A part of Basil always wondered if his party stayed with him because they had nowhere else to go. Half of them were born from dungeons barely a few months ago. For all of their intellect, the likes of Bugsy and Shellgirl remained naïve.


But tonight’s discussion cleared his doubts. Basil’s party stayed with him because they cared. A small community had formed under his eyes, odd yet tightly-knit. Maybe that was what ensured their victory against Lalande’s group: mutual trust.


He would honor it.


“My Tamer Perks apply to all members of the Guild, including the killswitch.” Basil clenched his fist. “I’m responsible for everyone who’ll sign with us, but I’ll also strengthen them.”


“The more, the merrier,” Shellgirl replied. “I’m sure we can milk it out for money.”


“I understand I have minor temper issues, and I’m working on them,” Basil said, ignoring the remark. Plato opened his eyes and squinted at his owner. “I’m working on them.”


“You can’t tame your inner bear, Basil,” Plato said. “I tried, I failed. It’ll always bubble up beneath the surface and burst like a volcano.”


He was probably right, but Basil would make an effort all the same.


“Anyway, a part of me knows Berserker is the best class for me. It’s the one that fits me the most.” Basil glanced at his allies. “But it’s not the best class for you.”


“That’s one way to put it,” Vasi replied with a soft, affirmative sound.


“What I want, besides unleashing the wrath of God on the Apocalypse Force, the Unity, Dismaker Labs, and all the assholes that crawled their way into this world, is to make sure you all live through it.” Kuikui and Orcine’s deaths had opened his eyes on that front. “You guys…”


Basil crossed his arms and struggled to find the right words. How could something so simple sound so difficult to say?


“You’re my friends,” he finally said. “I care for you and I want you to live long and happy lives.”


“Aww…” Bugsy had tears in his eyes. “Boss, I’ve waited so long to hear those words…”


“That’s noble of you,” Vasi said, more grimly. “But you can’t guarantee it.”


“I can do my best,” Basil replied. And that would have to do. “Instead of hoarding strength for myself, I can share it with you all. I’ll make sure our Guild’s monsters behave, and that they’ll help people rather than hunt them for levels. That’s who I want to become.”

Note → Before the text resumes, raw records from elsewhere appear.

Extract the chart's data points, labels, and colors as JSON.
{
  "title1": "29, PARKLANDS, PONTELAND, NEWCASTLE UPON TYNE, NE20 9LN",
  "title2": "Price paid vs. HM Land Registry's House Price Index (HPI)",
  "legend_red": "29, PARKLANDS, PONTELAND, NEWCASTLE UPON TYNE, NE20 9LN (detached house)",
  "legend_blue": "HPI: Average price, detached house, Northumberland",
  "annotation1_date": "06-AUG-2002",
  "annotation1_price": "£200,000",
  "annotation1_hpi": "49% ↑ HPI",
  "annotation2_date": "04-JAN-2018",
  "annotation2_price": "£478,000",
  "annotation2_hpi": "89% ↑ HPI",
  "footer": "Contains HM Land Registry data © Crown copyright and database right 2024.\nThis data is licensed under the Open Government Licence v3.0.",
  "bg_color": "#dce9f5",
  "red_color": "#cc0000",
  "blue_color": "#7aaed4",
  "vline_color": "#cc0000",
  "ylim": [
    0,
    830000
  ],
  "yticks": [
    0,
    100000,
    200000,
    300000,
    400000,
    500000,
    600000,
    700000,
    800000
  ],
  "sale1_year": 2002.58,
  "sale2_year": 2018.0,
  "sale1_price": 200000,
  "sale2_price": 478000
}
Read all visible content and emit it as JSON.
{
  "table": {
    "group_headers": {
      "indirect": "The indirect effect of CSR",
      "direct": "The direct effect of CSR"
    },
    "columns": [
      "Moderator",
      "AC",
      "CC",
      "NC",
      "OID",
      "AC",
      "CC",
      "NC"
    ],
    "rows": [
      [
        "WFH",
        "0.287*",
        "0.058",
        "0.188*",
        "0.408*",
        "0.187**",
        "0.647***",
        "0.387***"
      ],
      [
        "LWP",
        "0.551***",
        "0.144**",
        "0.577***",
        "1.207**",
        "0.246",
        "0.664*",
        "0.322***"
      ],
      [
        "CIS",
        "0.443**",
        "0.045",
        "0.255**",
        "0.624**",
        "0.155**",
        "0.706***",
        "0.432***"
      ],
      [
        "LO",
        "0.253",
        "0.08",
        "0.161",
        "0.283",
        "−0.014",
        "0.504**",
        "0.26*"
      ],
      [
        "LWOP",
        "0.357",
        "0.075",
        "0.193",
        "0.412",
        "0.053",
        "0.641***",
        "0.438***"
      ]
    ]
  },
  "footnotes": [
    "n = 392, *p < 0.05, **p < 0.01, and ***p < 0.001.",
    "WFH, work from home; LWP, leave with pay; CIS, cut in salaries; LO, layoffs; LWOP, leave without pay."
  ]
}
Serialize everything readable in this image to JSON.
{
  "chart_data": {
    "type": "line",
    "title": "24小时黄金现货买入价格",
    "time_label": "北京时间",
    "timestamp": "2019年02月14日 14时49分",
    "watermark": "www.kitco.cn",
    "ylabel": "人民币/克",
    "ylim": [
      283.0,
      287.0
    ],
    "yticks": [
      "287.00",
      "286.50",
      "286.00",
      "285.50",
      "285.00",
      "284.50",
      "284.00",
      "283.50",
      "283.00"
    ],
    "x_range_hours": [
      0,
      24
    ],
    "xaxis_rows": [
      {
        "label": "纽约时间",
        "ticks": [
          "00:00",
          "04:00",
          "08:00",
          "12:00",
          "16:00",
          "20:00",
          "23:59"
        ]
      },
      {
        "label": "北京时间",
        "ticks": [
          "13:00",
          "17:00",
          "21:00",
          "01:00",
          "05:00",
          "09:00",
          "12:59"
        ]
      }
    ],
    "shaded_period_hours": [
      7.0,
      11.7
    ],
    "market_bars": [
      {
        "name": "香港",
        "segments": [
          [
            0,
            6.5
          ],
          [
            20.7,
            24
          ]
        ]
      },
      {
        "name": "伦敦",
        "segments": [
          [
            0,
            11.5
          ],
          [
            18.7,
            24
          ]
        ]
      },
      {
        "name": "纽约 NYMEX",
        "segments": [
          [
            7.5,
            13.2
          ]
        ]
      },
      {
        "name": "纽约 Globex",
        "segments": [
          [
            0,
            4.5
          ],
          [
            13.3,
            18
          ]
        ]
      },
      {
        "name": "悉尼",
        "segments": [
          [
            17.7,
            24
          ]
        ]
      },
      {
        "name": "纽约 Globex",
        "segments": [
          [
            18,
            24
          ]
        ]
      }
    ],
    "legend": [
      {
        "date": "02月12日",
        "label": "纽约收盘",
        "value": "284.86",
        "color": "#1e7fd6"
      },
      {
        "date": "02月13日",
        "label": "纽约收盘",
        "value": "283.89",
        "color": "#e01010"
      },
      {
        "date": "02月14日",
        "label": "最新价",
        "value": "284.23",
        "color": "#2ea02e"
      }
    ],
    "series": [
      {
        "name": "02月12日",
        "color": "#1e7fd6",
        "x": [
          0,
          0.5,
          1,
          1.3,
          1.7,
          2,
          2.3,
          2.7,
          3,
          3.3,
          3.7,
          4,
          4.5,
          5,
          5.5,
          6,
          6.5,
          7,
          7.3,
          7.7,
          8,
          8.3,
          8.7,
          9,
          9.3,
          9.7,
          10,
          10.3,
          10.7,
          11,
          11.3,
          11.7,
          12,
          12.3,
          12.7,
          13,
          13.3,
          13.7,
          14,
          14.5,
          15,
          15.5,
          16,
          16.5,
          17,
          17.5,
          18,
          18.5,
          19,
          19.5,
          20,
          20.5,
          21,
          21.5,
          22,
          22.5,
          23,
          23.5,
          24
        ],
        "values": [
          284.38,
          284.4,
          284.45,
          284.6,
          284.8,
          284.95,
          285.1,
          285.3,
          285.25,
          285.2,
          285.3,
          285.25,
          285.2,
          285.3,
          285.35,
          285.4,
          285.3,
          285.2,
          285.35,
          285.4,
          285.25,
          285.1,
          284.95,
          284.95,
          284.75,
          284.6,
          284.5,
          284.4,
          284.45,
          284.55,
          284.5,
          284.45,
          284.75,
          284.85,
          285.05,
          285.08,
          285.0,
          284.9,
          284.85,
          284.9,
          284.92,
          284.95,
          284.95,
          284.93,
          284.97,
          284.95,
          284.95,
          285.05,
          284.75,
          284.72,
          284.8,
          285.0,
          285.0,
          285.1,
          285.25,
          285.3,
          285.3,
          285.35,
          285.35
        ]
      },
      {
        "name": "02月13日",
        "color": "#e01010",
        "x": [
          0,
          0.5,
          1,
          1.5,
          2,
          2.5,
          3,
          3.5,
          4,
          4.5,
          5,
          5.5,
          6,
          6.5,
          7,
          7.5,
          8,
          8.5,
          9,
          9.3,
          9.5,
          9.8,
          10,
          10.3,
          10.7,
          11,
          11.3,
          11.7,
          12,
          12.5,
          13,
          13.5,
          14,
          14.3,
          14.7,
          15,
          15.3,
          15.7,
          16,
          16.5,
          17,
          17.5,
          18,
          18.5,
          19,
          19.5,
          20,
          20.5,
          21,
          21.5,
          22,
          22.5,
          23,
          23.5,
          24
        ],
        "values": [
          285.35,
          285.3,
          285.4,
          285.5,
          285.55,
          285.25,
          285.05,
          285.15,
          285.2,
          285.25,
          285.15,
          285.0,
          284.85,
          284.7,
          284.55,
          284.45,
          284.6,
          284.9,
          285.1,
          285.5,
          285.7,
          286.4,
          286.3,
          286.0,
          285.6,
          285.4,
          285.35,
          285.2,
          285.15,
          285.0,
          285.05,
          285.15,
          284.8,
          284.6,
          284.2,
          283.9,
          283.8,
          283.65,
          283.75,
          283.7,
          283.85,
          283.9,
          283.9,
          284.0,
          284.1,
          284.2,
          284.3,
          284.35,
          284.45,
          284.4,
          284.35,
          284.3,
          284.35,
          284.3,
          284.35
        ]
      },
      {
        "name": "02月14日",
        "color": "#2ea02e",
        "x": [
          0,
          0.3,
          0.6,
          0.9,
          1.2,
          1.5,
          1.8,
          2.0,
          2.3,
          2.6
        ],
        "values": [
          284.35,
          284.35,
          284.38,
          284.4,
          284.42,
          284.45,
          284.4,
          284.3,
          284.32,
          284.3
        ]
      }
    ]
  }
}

Basil inhaled sharply before speaking.


“The Apocalypse Tamer.”


He would domesticate the shit out of Armageddon.


His party welcomed his declaration with silence… which Plato quickly broke.


“Apocalypse Tamer?” Plato choked on his own laughter. Vasi herself struggled to hold him, her lips curling into a smile. “Seriously, Basil? You came up with it on your own?”


“Judas!” Basil accused his cat. “I show my heart to you, and that’s how you answer?”


“It’s alright, Boss.” Bugsy at least showed some support. “It’s amazing.”


“I like it!” Shellgirl replied. “Sounds trendy… and appropriate.”


Rosemarine nodded in appreciation. “We will tame the apocalypse and let it run wild, worse than before!”


“Bootlickers.” Plato snorted. “I’m the only one willing to speak the truth to power.”


“Then speak a truth I can agree with,” Basil replied.


“Apocalypse Tamer…” Vasi’s coy grin didn’t falter. “If you want to walk that path, you should complete the Tamer part first. As Walter said, Perks exponentially increase in power as you progress in a class. Once you’ve done that, I suspects new options will present themselves.”


She was right of course. After trying out multiple paths to power, Basil went back to the basics.


It was time for him to specialize.


The rush couldn’t compare to Basil’s terrible glee as he read the last lines. It unsettled Vasi greatly. “Basil? Basil?”


“Oh, a new Perk!” Bugsy rejoiced. “I can make my own Lair now!”


“I can make my own litter now.” Plato shrugged. “Big deal.”


Clearly he didn’t see that Perks’s potential.


“Samhain is a dangerous night and we should expect a fight,” Basil said. “Those were your words, Vasi.”


“I said the dead would rise, that fairies would come out to play, and that with dark magic at its apex we should expect a fight.” Vasi’s frown deepened. “What do you have in mind, handsome?”


“Killing many birds with one stone.” Basil grinned ear to ear, as a devious idea crossed his mind. He glanced at the pelt on his shoulders.